Effective weed management requires planning, persistence, monitoring, and often a good measure of sweat in the summer. But the reward of an attractive, well-managed garden is worth the effort.
CHART
Types of Weeds*
Annual Weeds germinate, flower, produce seed and die in one year. Common examples in this part of New England are crabgrass, purslane, lambsquarters and ragweed.
Biennial Weeds germinate and grow their foliage the first year, only flowering and producing their seed after going through winter. Some typical examples in this region are garlic mustard, burdock, brome grass, evening primrose and Queen-Anne’s lace.
Perennial Weeds have long-lived root systems that persist year after year.
- Simple root systems that are relatively easy to remove intact
- Herbaceous (tops die to the ground in winter). Examples are dandelion, pokeweed and bull thistle.
- Woody plants whose above ground parts are visible all year
- Trees and shrubs: autumn olive (Eleagnus), buckthorn (Rhamnus), barberry (Berberis), wild rose and burning-bush (Euonymus alatus)
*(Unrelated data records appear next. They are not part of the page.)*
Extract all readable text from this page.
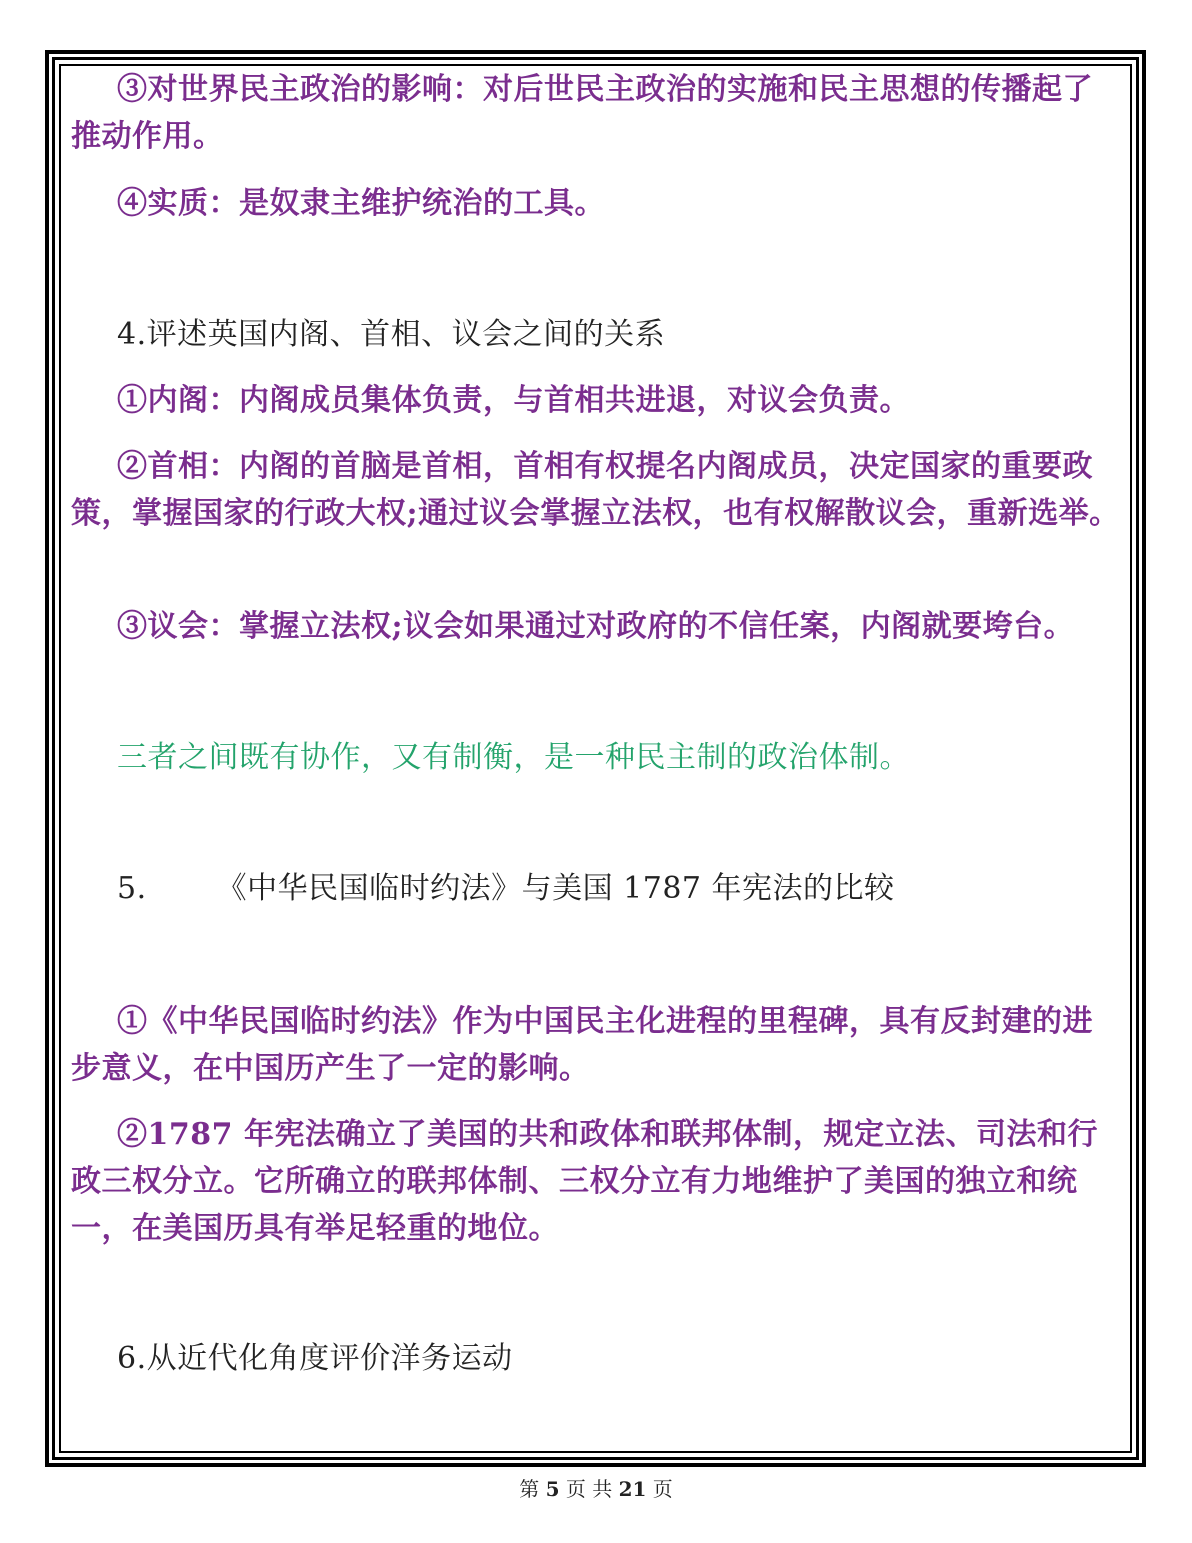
③对世界民主政治的影响：对后世民主政治的实施和民主思想的传播起了推动作用。

④实质：是奴隶主维护统治的工具。

4.评述英国内阁、首相、议会之间的关系

①内阁：内阁成员集体负责，与首相共进退，对议会负责。

②首相：内阁的首脑是首相，首相有权提名内阁成员，决定国家的重要政策，掌握国家的行政大权;通过议会掌握立法权，也有权解散议会，重新选举。

③议会：掌握立法权;议会如果通过对政府的不信任案，内阁就要垮台。

三者之间既有协作，又有制衡，是一种民主制的政治体制。

5. 《中华民国临时约法》与美国 1787 年宪法的比较

①《中华民国临时约法》作为中国民主化进程的里程碑，具有反封建的进步意义，在中国历产生了一定的影响。

②1787 年宪法确立了美国的共和政体和联邦体制，规定立法、司法和行政三权分立。它所确立的联邦体制、三权分立有力地维护了美国的独立和统一，在美国历具有举足轻重的地位。

6.从近代化角度评价洋务运动

第 5 页 共 21 页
- Vines: poison ivy, nightshade.
- Stoloniferous or persistent roots from which new plants re-grow when roots are broken off or left in the ground
- Herbaceous: Examples are bindweed, witchgrass (evergreen), Canada thistle, hairy vetch, clover (evergreen), groundnut (Apios) and kudzu.
- Woody & Semi-woody plants:
- Trees and shrubs: Japanese knotweed, sumac, sweet fern, brambles.
- Vines: Bittersweet (Celastrus), Virginia creeper, bull briar.